Toothed whales have torpedo-shaped bodies with usually inflexible necks, limbs modified into flippers, no outer ears, a large tail fin, and bulbous heads (with the exception of the sperm whale family). Their skulls have small eye orbits, long beaks (with the exception sperm whales), and eyes placed on the sides of their heads. Toothed whales range in size from the 4.5 ft and 120 lbs vaquita to the 20 m and 55 MT sperm whale. Overall, they tend to be dwarfed by their relatives, the baleen whales (Mysticeti). Several species have sexual dimorphism, with the females being larger than the males. One exception is with the sperm whale, which has males larger than the females.
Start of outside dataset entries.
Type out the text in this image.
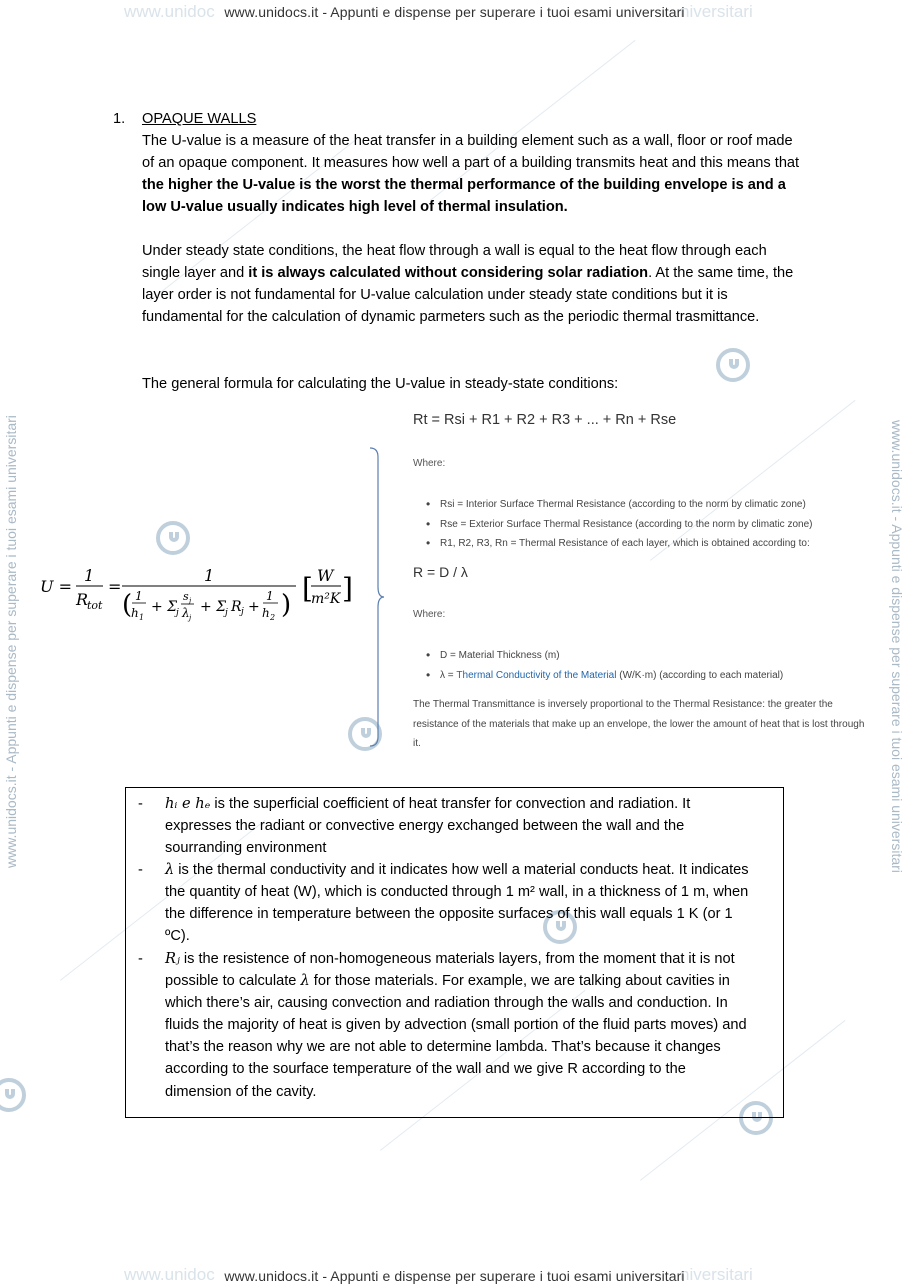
www.unidoc	niversitari
www.unidocs.it - Appunti e dispense per superare i tuoi esami universitari
www.unidoc	niversitari
www.unidocs.it - Appunti e dispense per superare i tuoi esami universitari
www.unidocs.it - Appunti e dispense per superare i tuoi esami universitari	www.unidocs.it - Appunti e dispense per superare i tuoi esami universitari
1. OPAQUE WALLS
The U-value is a measure of the heat transfer in a building element such as a wall, floor or roof made of an opaque component. It measures how well a part of a building transmits heat and this means that the higher the U-value is the worst the thermal performance of the building envelope is and a low U-value usually indicates high level of thermal insulation.
Under steady state conditions, the heat flow through a wall is equal to the heat flow through each single layer and it is always calculated without considering solar radiation. At the same time, the layer order is not fundamental for U-value calculation under steady state conditions but it is fundamental for the calculation of dynamic parmeters such as the periodic thermal trasmittance.
The general formula for calculating the U-value in steady-state conditions:
U =
1
R
tot
=
1
( 1
h 1
+ Σ
j
s j
λ j
+ Σ
j R j +
1
h 2 ) [ W
m²K ]
Rt = Rsi + R1 + R2 + R3 + ... + Rn + Rse
Where:
• Rsi = Interior Surface Thermal Resistance (according to the norm by climatic zone)
• Rse = Exterior Surface Thermal Resistance (according to the norm by climatic zone)
• R1, R2, R3, Rn = Thermal Resistance of each layer, which is obtained according to:
R = D / λ
Where:
• D = Material Thickness (m)
• λ = Thermal Conductivity of the Material (W/K·m) (according to each material)
The Thermal Transmittance is inversely proportional to the Thermal Resistance: the greater the resistance of the materials that make up an envelope, the lower the amount of heat that is lost through it.
- hᵢ e hₑ is the superficial coefficient of heat transfer for convection and radiation. It expresses the radiant or convective energy exchanged between the wall and the sourranding environment
- λ is the thermal conductivity and it indicates how well a material conducts heat. It indicates the quantity of heat (W), which is conducted through 1 m² wall, in a thickness of 1 m, when the difference in temperature between the opposite surfaces of this wall equals 1 K (or 1 ºC).
- Rⱼ is the resistence of non-homogeneous materials layers, from the moment that it is not possible to calculate λ for those materials. For example, we are talking about cavities in which there’s air, causing convection and radiation through the walls and conduction. In fluids the majority of heat is given by advection (small portion of the fluid parts moves) and that’s the reason why we are not able to determine lambda. That’s because it changes according to the sourface temperature of the wall and we give R according to the dimension of the cavity.
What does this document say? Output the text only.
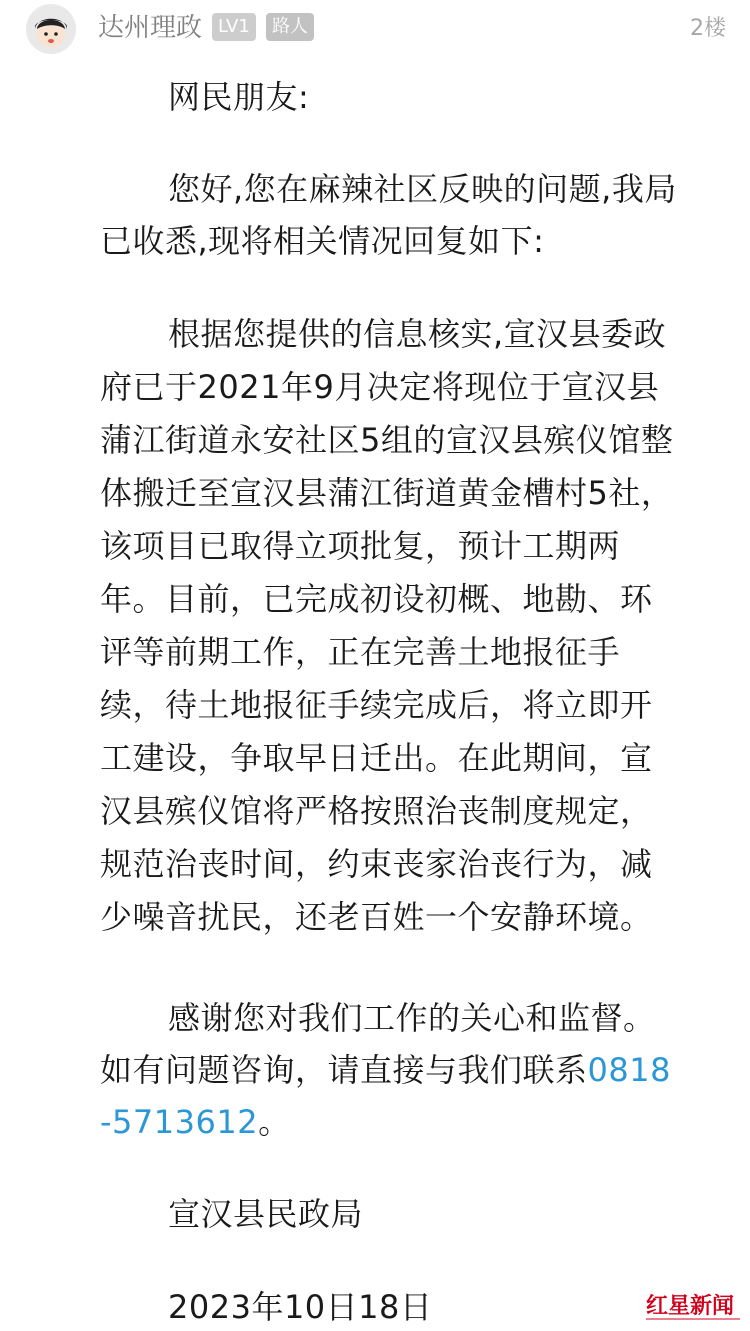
达州理政 LV1	路人	2楼
网民朋友:
您好,您在麻辣社区反映的问题,我局
已收悉,现将相关情况回复如下:
根据您提供的信息核实,宣汉县委政
府已于2021年9月决定将现位于宣汉县
蒲江街道永安社区5组的宣汉县殡仪馆整
体搬迁至宣汉县蒲江街道黄金槽村5社，
该项目已取得立项批复，预计工期两
年。目前，已完成初设初概、地勘、环
评等前期工作，正在完善土地报征手
续，待土地报征手续完成后，将立即开
工建设，争取早日迁出。在此期间，宣
汉县殡仪馆将严格按照治丧制度规定，
规范治丧时间，约束丧家治丧行为，减
少噪音扰民，还老百姓一个安静环境。
感谢您对我们工作的关心和监督。
如有问题咨询，请直接与我们联系0818
-5713612。
宣汉县民政局
2023年10日18日	红星新闻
Odontocetes possess teeth with cementum cells overlying dentine cells. Unlike human teeth, which are composed mostly of enamel on the portion of the tooth outside of the gum, whale teeth have cementum outside the gum. Only in larger whales, where the cementum is worn away on the tip of the tooth, does enamel show. There is only a single set of functional teeth (monophyodont dentition). Except for the sperm whale, most toothed whales are smaller than the baleen whales. The teeth differ considerably among the species. They may be numerous, with some dolphins bearing over 100 teeth in their jaws. At the other extreme are the narwhals with their single long tusks and the almost toothless beaked whales with tusk-like teeth only in males. In most beaked whales the teeth are seen to erupt in the lower jaw, and primarily occurs at the males sexual maturity. Not all species are believed to use their teeth for feeding. For instance, the sperm whale likely uses its teeth for aggression and showmanship.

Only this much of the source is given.